The complaint may surely by lodged against my approach that whereas even the most diehard eliminative materialist will struggle to not invoke belief and desire in their appreciation of behaviour's meaning - and it's not even so clear that the behaviourist even offers us a cogent notion of behaviour, as opposed to mere movement, in the first place - the atheist can get really quite a long way in living a life replete with existential meaning. We might push back against this a little. Are we really so sure, for example, that the atheist with existential or humanist sympathies is not, despite her self image, in fact simply riding along on the coat tails of the believer's vision of life? Maybe our whole putatively secular moral sensibility, for example, is in truth deeply Christian both in its origin and in its intelligible shape. (Both Elizabeth Anscombe and Tom Holland have, in different ways, suggested something similar.) But then again we could also acquiesce a little.
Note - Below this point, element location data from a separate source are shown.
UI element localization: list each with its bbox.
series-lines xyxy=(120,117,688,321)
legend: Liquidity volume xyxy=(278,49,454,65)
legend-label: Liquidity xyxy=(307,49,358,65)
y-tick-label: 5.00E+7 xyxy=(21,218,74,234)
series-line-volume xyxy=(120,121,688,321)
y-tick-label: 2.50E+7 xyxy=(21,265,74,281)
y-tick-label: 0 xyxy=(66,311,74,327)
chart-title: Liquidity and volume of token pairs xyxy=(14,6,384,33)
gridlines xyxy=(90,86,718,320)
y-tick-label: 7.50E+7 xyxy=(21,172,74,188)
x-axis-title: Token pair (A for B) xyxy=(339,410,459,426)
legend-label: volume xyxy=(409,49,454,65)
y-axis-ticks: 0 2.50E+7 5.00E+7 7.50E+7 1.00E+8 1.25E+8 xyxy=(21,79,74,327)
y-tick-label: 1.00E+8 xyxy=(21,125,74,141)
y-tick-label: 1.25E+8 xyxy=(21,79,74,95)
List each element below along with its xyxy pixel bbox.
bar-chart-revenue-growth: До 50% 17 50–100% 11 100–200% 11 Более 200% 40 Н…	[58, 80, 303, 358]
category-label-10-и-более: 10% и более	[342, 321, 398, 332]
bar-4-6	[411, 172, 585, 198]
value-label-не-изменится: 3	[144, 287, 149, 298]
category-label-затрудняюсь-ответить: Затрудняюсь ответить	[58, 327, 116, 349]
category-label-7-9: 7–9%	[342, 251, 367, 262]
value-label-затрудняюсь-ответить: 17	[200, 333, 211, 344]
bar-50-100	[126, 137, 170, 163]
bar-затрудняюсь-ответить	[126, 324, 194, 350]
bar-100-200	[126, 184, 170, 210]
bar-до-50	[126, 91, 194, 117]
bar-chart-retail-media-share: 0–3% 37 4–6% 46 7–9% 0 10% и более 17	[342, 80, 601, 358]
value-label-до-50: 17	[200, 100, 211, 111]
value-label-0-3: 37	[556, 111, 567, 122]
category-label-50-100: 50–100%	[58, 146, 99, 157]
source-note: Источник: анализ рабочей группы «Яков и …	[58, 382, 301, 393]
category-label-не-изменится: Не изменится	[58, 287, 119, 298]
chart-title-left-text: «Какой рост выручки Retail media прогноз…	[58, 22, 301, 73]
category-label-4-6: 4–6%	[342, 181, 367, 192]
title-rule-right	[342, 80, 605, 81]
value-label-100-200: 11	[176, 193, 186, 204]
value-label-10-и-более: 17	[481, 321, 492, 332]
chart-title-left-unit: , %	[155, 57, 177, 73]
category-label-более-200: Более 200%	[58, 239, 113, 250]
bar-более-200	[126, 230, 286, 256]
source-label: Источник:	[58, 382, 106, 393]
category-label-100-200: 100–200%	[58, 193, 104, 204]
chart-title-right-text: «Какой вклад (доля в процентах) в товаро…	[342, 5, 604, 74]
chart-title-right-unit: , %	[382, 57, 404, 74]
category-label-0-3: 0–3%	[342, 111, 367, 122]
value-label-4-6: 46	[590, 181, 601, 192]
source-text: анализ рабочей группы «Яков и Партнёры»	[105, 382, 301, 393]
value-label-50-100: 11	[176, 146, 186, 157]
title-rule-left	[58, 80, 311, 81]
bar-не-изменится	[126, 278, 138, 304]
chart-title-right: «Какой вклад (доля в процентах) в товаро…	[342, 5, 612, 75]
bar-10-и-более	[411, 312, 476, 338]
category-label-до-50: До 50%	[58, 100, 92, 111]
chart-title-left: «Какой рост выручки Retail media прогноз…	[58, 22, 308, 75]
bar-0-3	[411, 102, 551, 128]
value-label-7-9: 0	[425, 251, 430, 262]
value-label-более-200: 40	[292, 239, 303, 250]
Sure, analogies only take us so far! The point of the analogy was, recall, to argue not that faith is inevitable, but that it is intelligible, if one engages the sentiment of existential gratitude. (To make it inevitable would rather undermine its status as faith!) And sure, a life without God needn't mean a life without existential meaning (tricksy evangelical reasoning aside)! But ongoingly and progressively living the life divine is about entering gradually and doggedly into a deeper more resonant spiritual order. It's a constant process of confession and delight and soul-searching and humility and joy and preparation for death engaged in not merely as separable moments of life but as parts of a unified, and so unifying, love-saturated vision of what a human life can be.